On 29-mei-2007, at 12:00, Shane Kerr wrote:
It troubles me that so many people are willing to deprive others of something that those others consider useful just because they themselves don't find that thing useful.
If something is not useful to me, but might be useful to others, I generally don't oppose it.
But I do not think ULA central is useful to anyone.
People have come out and said it's useful to them, so you are putting your judgment ahead of theirs.
Even if ULA central is useful, I don't think it is something the RIRs need to be involved in.
On that, we agree.
If you insist on ULA central, my preferred implementation is a web page where you click on a button that says "give me a ULA prefix" and it allocates a random prefix that is not in use, and prints it on the screen. The only implementation question I'm not sure about is whether the list of allocated prefixes would be public or not; I lean towards making it public, although there is a (small) privacy concern. I think the cost of this implementation is low enough you could find a group of volunteers to host the system.
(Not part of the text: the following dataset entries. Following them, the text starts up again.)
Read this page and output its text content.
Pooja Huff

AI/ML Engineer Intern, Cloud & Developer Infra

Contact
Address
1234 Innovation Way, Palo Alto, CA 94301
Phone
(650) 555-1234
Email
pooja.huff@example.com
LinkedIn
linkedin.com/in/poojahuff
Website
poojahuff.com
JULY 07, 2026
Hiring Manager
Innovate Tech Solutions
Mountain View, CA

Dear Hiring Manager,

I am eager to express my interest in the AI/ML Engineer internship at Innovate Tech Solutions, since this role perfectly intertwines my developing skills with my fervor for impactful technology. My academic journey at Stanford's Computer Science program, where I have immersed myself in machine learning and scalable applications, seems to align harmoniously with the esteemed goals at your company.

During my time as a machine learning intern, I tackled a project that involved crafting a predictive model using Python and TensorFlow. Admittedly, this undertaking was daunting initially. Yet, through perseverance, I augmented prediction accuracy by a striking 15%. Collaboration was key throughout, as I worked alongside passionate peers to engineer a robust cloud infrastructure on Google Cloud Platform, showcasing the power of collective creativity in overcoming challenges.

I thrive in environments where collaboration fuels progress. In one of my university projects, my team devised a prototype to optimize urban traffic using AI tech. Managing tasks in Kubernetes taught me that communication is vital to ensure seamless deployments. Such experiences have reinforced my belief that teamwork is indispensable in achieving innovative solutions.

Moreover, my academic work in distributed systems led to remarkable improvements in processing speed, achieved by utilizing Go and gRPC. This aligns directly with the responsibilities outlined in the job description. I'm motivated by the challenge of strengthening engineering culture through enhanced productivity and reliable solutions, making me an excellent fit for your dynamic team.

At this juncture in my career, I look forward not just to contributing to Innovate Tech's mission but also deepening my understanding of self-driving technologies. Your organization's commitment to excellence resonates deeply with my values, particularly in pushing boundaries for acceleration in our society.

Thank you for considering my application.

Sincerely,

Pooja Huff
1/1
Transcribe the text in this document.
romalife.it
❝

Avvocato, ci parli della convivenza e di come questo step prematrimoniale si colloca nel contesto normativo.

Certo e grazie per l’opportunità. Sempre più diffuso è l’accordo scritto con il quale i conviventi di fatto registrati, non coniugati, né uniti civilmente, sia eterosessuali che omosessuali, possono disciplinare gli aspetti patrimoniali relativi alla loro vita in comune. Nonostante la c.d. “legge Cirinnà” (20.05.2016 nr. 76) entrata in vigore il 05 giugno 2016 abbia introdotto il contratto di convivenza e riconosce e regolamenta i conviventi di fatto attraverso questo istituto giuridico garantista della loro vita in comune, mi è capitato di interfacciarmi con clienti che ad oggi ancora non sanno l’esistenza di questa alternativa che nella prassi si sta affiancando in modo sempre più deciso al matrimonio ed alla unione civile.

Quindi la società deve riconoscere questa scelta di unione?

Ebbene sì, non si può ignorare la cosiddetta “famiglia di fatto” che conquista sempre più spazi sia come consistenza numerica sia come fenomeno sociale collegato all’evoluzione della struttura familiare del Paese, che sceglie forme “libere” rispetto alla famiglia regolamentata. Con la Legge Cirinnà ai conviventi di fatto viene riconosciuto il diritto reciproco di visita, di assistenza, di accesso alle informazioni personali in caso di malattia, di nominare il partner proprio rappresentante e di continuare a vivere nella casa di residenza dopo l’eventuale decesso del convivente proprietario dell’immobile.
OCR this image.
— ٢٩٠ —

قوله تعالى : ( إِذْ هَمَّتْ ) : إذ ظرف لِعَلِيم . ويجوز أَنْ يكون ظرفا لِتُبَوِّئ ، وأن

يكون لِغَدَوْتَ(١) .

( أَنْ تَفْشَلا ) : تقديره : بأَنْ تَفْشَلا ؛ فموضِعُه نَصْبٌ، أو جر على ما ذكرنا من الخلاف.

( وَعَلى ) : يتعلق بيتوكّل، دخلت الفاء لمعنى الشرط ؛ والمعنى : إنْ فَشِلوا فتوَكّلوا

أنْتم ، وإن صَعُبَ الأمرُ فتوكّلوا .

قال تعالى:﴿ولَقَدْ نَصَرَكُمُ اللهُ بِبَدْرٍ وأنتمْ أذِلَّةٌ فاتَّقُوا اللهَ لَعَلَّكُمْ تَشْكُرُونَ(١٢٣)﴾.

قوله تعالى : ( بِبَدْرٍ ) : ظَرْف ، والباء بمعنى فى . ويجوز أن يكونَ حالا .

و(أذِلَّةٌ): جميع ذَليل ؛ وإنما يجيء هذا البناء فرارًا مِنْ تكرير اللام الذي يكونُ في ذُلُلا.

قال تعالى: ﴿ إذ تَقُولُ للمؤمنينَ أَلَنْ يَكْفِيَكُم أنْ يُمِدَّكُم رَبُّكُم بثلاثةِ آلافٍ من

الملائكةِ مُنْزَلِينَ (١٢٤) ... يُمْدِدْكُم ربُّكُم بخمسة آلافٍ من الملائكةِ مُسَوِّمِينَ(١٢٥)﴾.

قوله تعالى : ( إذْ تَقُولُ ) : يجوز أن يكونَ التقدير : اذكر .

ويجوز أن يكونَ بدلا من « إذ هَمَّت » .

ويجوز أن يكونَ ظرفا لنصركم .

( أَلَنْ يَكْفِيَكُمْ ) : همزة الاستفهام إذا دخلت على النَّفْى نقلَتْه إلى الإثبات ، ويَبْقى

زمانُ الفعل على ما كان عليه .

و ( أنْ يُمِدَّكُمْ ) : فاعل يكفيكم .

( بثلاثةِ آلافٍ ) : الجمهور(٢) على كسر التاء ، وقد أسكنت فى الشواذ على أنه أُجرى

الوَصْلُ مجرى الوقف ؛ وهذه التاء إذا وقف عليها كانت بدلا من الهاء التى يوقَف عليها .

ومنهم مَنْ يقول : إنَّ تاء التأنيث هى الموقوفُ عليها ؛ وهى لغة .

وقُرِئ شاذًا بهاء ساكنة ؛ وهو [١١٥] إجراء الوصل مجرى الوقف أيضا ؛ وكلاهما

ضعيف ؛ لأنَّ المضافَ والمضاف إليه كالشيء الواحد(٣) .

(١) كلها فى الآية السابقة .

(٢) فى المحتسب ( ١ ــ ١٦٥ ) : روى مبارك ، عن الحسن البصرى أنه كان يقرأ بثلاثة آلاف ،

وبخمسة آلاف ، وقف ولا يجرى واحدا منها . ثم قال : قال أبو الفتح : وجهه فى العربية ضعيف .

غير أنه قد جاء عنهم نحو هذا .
I think a mechanism similar to IEEE MAC addresses would be good: organizations can buy a block for a price that's large enough to cover the costs of maintaining the IANA registry and also high enough to make sure people aren't going to buy unreasonable quantities ($/eu 1000 - 5000 or so for a block of a million /48s seems about right) and then the block holders can then redistribute the individual ULA prefixes in any way they see fit. Presumably, end-users would buy their prefixes from distributors that have a good system for enforcing uniqueness in place, but this can be traded off against other needs.